Second, we are continuing to advance the CRA modernization effort, refining our examination procedures to assure that examiners identify true exemplary performance and innovation, reduce regulatory burden where possible, while crediting and encouraging real, concrete results that make a difference in the lives of our people and communities.

Third and perhaps most important, we are putting increased emphasis on building partnerships with community organizations, local governments, and other public constituencies. To give you just one example of the forms these partnerships take, the OCC recently launched an initiative called Banking on Minority Business. This cross-country dialogue brings together community leaders, minority small business entrepreneurs, and bankers to discuss how to break down barriers to small business lending and build mutually profitable relationships that will bring economic opportunities to our neglected neighborhoods. We look forward to crafting more such partnerships over the coming months.

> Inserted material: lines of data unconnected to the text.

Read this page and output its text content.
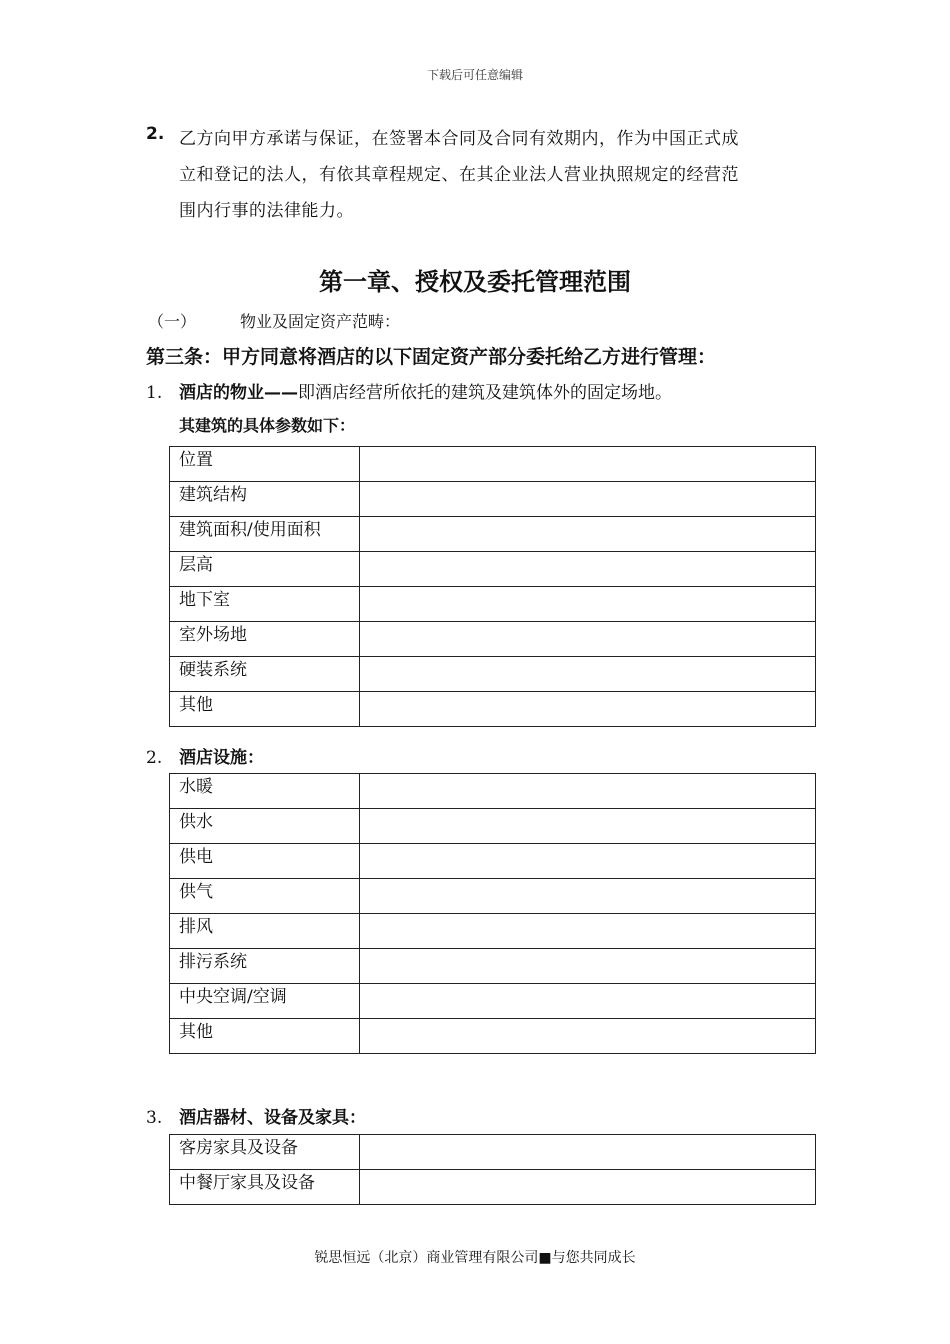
下载后可任意编辑
2. 乙方向甲方承诺与保证，在签署本合同及合同有效期内，作为中国正式成
立和登记的法人，有依其章程规定、在其企业法人营业执照规定的经营范
围内行事的法律能力。
第一章、授权及委托管理范围
（一）	物业及固定资产范畴：
第三条：甲方同意将酒店的以下固定资产部分委托给乙方进行管理：
1. 酒店的物业——即酒店经营所依托的建筑及建筑体外的固定场地。
其建筑的具体参数如下：
位置	
建筑结构	
建筑面积/使用面积	
层高	
地下室	
室外场地	
硬装系统	
其他	
2. 酒店设施：
水暖	
供水	
供电	
供气	
排风	
排污系统	
中央空调/空调	
其他	
3. 酒店器材、设备及家具：
客房家具及设备	
中餐厅家具及设备	
锐思恒远（北京）商业管理有限公司■与您共同成长
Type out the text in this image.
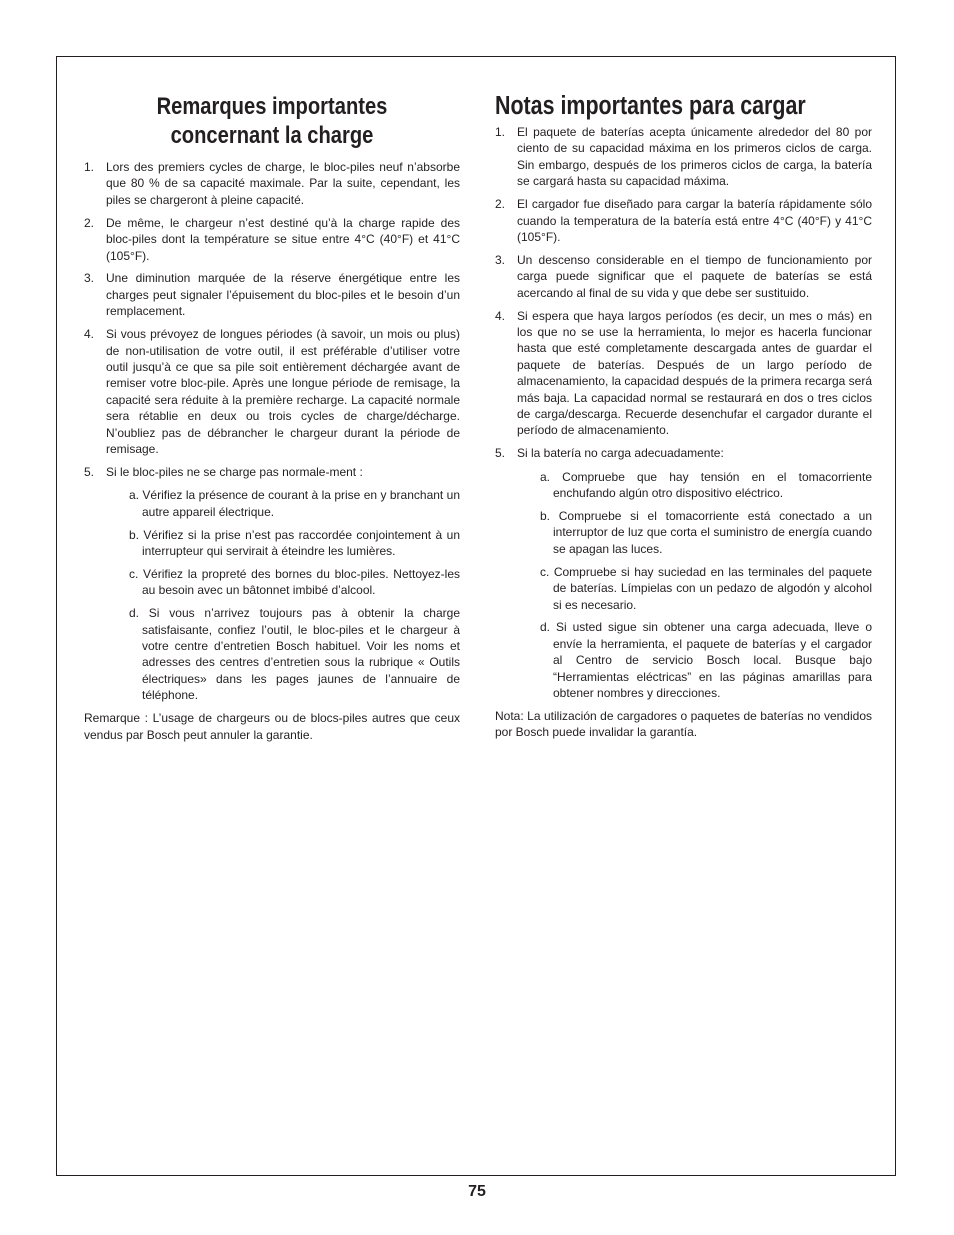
Remarques importantes
concernant la charge
1. Lors des premiers cycles de charge, le bloc-piles neuf n’absorbe que 80 % de sa capacité maximale. Par la suite, cependant, les piles se chargeront à pleine capacité.
2. De même, le chargeur n’est destiné qu’à la charge rapide des bloc-piles dont la température se situe entre 4°C (40°F) et 41°C (105°F).
3. Une diminution marquée de la réserve énergétique entre les charges peut signaler l’épuisement du bloc-piles et le besoin d’un remplacement.
4. Si vous prévoyez de longues périodes (à savoir, un mois ou plus) de non-utilisation de votre outil, il est préférable d’utiliser votre outil jusqu’à ce que sa pile soit entièrement déchargée avant de remiser votre bloc-pile. Après une longue période de remisage, la capacité sera réduite à la première recharge. La capacité normale sera rétablie en deux ou trois cycles de charge/décharge. N’oubliez pas de débrancher le chargeur durant la période de remisage.
5. Si le bloc-piles ne se charge pas normale-ment :
a. Vérifiez la présence de courant à la prise en y branchant un autre appareil électrique.
b. Vérifiez si la prise n’est pas raccordée conjointement à un interrupteur qui servirait à éteindre les lumières.
c. Vérifiez la propreté des bornes du bloc-piles. Nettoyez-les au besoin avec un bâtonnet imbibé d’alcool.
d. Si vous n’arrivez toujours pas à obtenir la charge satisfaisante, confiez l’outil, le bloc-piles et le chargeur à votre centre d’entretien Bosch habituel. Voir les noms et adresses des centres d’entretien sous la rubrique « Outils électriques» dans les pages jaunes de l’annuaire de téléphone.

Remarque : L’usage de chargeurs ou de blocs-piles autres que ceux vendus par Bosch peut annuler la garantie.

Notas importantes para cargar
1. El paquete de baterías acepta únicamente alrededor del 80 por ciento de su capacidad máxima en los primeros ciclos de carga. Sin embargo, después de los primeros ciclos de carga, la batería se cargará hasta su capacidad máxima.
2. El cargador fue diseñado para cargar la batería rápidamente sólo cuando la temperatura de la batería está entre 4°C (40°F) y 41°C (105°F).
3. Un descenso considerable en el tiempo de funcionamiento por carga puede significar que el paquete de baterías se está acercando al final de su vida y que debe ser sustituido.
4. Si espera que haya largos períodos (es decir, un mes o más) en los que no se use la herramienta, lo mejor es hacerla funcionar hasta que esté completamente descargada antes de guardar el paquete de baterías. Después de un largo período de almacenamiento, la capacidad después de la primera recarga será más baja. La capacidad normal se restaurará en dos o tres ciclos de carga/descarga. Recuerde desenchufar el cargador durante el período de almacenamiento.
5. Si la batería no carga adecuadamente:
a. Compruebe que hay tensión en el tomacorriente enchufando algún otro dispositivo eléctrico.
b. Compruebe si el tomacorriente está conectado a un interruptor de luz que corta el suministro de energía cuando se apagan las luces.
c. Compruebe si hay suciedad en las terminales del paquete de baterías. Límpielas con un pedazo de algodón y alcohol si es necesario.
d. Si usted sigue sin obtener una carga adecuada, lleve o envíe la herramienta, el paquete de baterías y el cargador al Centro de servicio Bosch local. Busque bajo “Herramientas eléctricas” en las páginas amarillas para obtener nombres y direcciones.

Nota: La utilización de cargadores o paquetes de baterías no vendidos por Bosch puede invalidar la garantía.

75
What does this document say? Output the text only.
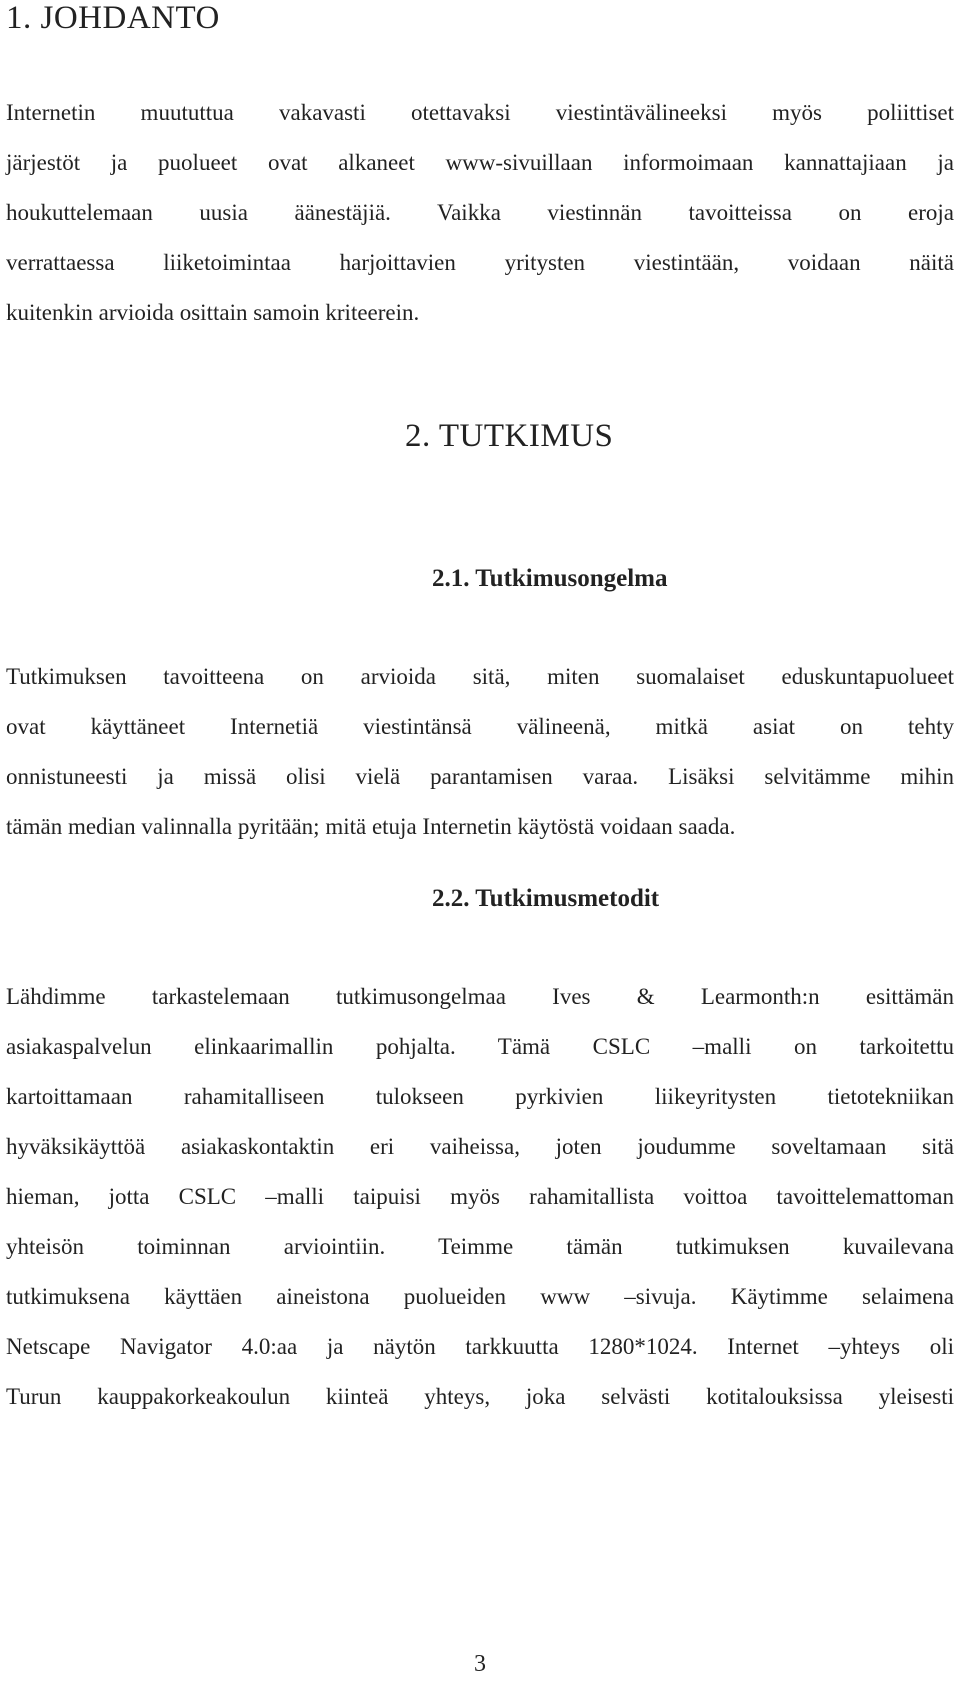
1. JOHDANTO
Internetin muututtua vakavasti otettavaksi viestintävälineeksi myös poliittiset
järjestöt ja puolueet ovat alkaneet www-sivuillaan informoimaan kannattajiaan ja
houkuttelemaan uusia äänestäjiä. Vaikka viestinnän tavoitteissa on eroja
verrattaessa liiketoimintaa harjoittavien yritysten viestintään, voidaan näitä
kuitenkin arvioida osittain samoin kriteerein.
2. TUTKIMUS
2.1. Tutkimusongelma
Tutkimuksen tavoitteena on arvioida sitä, miten suomalaiset eduskuntapuolueet
ovat käyttäneet Internetiä viestintänsä välineenä, mitkä asiat on tehty
onnistuneesti ja missä olisi vielä parantamisen varaa. Lisäksi selvitämme mihin
tämän median valinnalla pyritään; mitä etuja Internetin käytöstä voidaan saada.
2.2. Tutkimusmetodit
Lähdimme tarkastelemaan tutkimusongelmaa Ives & Learmonth:n esittämän
asiakaspalvelun elinkaarimallin pohjalta. Tämä CSLC –malli on tarkoitettu
kartoittamaan rahamitalliseen tulokseen pyrkivien liikeyritysten tietotekniikan
hyväksikäyttöä asiakaskontaktin eri vaiheissa, joten joudumme soveltamaan sitä
hieman, jotta CSLC –malli taipuisi myös rahamitallista voittoa tavoittelemattoman
yhteisön toiminnan arviointiin. Teimme tämän tutkimuksen kuvailevana
tutkimuksena käyttäen aineistona puolueiden www –sivuja. Käytimme selaimena
Netscape Navigator 4.0:aa ja näytön tarkkuutta 1280*1024. Internet –yhteys oli
Turun kauppakorkeakoulun kiinteä yhteys, joka selvästi kotitalouksissa yleisesti
3
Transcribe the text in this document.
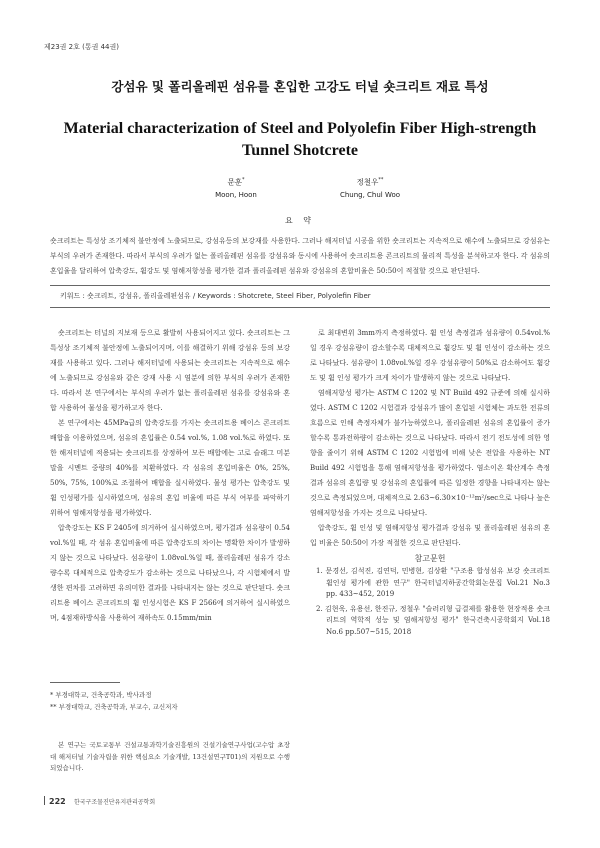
제23권 2호 (통권 44권)
강섬유 및 폴리올레핀 섬유를 혼입한 고강도 터널 숏크리트 재료 특성
Material characterization of Steel and Polyolefin Fiber High-strength Tunnel Shotcrete
문훈*
Moon, Hoon
정철우**
Chung, Chul Woo
요 약
숏크리트는 특성상 조기체적 불안정에 노출되므로, 강섬유등의 보강재를 사용한다. 그러나 해저터널 시공을 위한 숏크리트는 지속적으로 해수에 노출되므로 강섬유는 부식의 우려가 존재한다. 따라서 부식의 우려가 없는 폴리올레핀 섬유를 강섬유와 동시에 사용하여 숏크리트용 콘크리트의 물리적 특성을 분석하고자 한다. 각 섬유의 혼입율을 달리하여 압축강도, 휨강도 및 염해저항성을 평가한 결과 폴리올레핀 섬유와 강섬유의 혼합비율은 50:50이 적절할 것으로 판단된다.
키워드 : 숏크리트, 강섬유, 폴리올레핀섬유 / Keywords : Shotcrete, Steel Fiber, Polyolefin Fiber

숏크리트는 터널의 지보재 등으로 활발히 사용되어지고 있다. 숏크리트는 그 특성상 조기체적 불안정에 노출되어지며, 이를 해결하기 위해 강섬유 등의 보강재를 사용하고 있다. 그러나 해저터널에 사용되는 숏크리트는 지속적으로 해수에 노출되므로 강섬유와 같은 강재 사용 시 염분에 의한 부식의 우려가 존재한다. 따라서 본 연구에서는 부식의 우려가 없는 폴리올레핀 섬유를 강섬유와 혼합 사용하여 물성을 평가하고자 한다.

본 연구에서는 45MPa급의 압축강도를 가지는 숏크리트용 베이스 콘크리트 배합을 이용하였으며, 섬유의 혼입률은 0.54 vol.%, 1.08 vol.%로 하였다. 또한 해저터널에 적용되는 숏크리트를 상정하여 모든 배합에는 고로 슬래그 미분말을 시멘트 중량의 40%를 치환하였다. 각 섬유의 혼입비율은 0%, 25%, 50%, 75%, 100%로 조절하여 배합을 실시하였다. 물성 평가는 압축강도 및 휨 인성평가를 실시하였으며, 섬유의 혼입 비율에 따른 부식 여부를 파악하기 위하여 염해저항성을 평가하였다.

압축강도는 KS F 2405에 의거하여 실시하였으며, 평가결과 섬유량이 0.54 vol.%일 때, 각 섬유 혼입비율에 따른 압축강도의 차이는 명확한 차이가 발생하지 않는 것으로 나타났다. 섬유량이 1.08vol.%일 때, 폴리올레핀 섬유가 강소량수록 대체적으로 압축강도가 감소하는 것으로 나타났으나, 각 시험체에서 발생한 편차를 고려하면 유의미한 결과를 나타내지는 않는 것으로 판단된다. 숏크리트용 베이스 콘크리트의 휨 인성시험은 KS F 2566에 의거하여 실시하였으며, 4점재하방식을 사용하여 재하속도 0.15mm/min

로 최대변위 3mm까지 측정하였다. 휨 인성 측정결과 섬유량이 0.54vol.%일 경우 강섬유량이 감소할수록 대체적으로 휨강도 및 휨 인성이 감소하는 것으로 나타났다. 섬유량이 1.08vol.%일 경우 강섬유량이 50%로 감소하여도 휨강도 및 휨 인성 평가가 크게 차이가 발생하지 않는 것으로 나타났다.

염해저항성 평가는 ASTM C 1202 및 NT Build 492 규준에 의해 실시하였다. ASTM C 1202 시험결과 강섬유가 많이 혼입된 시험체는 과도한 전류의 흐름으로 인해 측정자체가 불가능하였으나, 폴리올레핀 섬유의 혼입률이 증가할수록 통과전하량이 감소하는 것으로 나타났다. 따라서 전기 전도성에 의한 영향을 줄이기 위해 ASTM C 1202 시험법에 비해 낮은 전압을 사용하는 NT Build 492 시험법을 통해 염해저항성을 평가하였다. 염소이온 확산계수 측정결과 섬유의 혼입량 및 강섬유의 혼입률에 따른 일정한 경향을 나타내지는 않는 것으로 측정되었으며, 대체적으로 2.63~6.30×10⁻¹²m²/sec으로 나타나 높은 염해저항성을 가지는 것으로 나타났다.

압축강도, 휨 인성 및 염해저항성 평가결과 강섬유 및 폴리올레핀 섬유의 혼입 비율은 50:50이 가장 적절한 것으로 판단된다.

참고문헌

1. 문경선, 김석진, 김연덕, 민병현, 김상환 "구조용 합성섬유 보강 숏크리트 휨인성 평가에 관한 연구" 한국터널지하공간학회논문집 Vol.21 No.3 pp. 433~452, 2019
2. 김현욱, 유용선, 한진규, 정철우 "슬러리형 급결제를 활용한 현장적용 숏크리트의 역학적 성능 및 염해저항성 평가" 한국건축시공학회지 Vol.18 No.6 pp.507~515, 2018
* 부경대학교, 건축공학과, 박사과정
** 부경대학교, 건축공학과, 부교수, 교신저자
본 연구는 국토교통부 건설교통과학기술진흥원의 건설기술연구사업(고수압 초장대 해저터널 기술자립을 위한 핵심요소 기술개발, 13건설연구T01)의 지원으로 수행되었습니다.
222 한국구조물진단유지관리공학회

Of course, if there is one place where it is superfluous to talk about the importance of partnerships, it is at the New York NHS. For you have made partnering a veritable art form — a national model for others to emulate. Other community development organizations around the country look to you for inspiration and for ideas on how to harness the resources of diverse sectors of our economy. They look to you for the practical solutions you have pioneered to accomplish so much. You and I both know that there is much, much more to do. Working together, one day at a time, we will reach the goals we all share.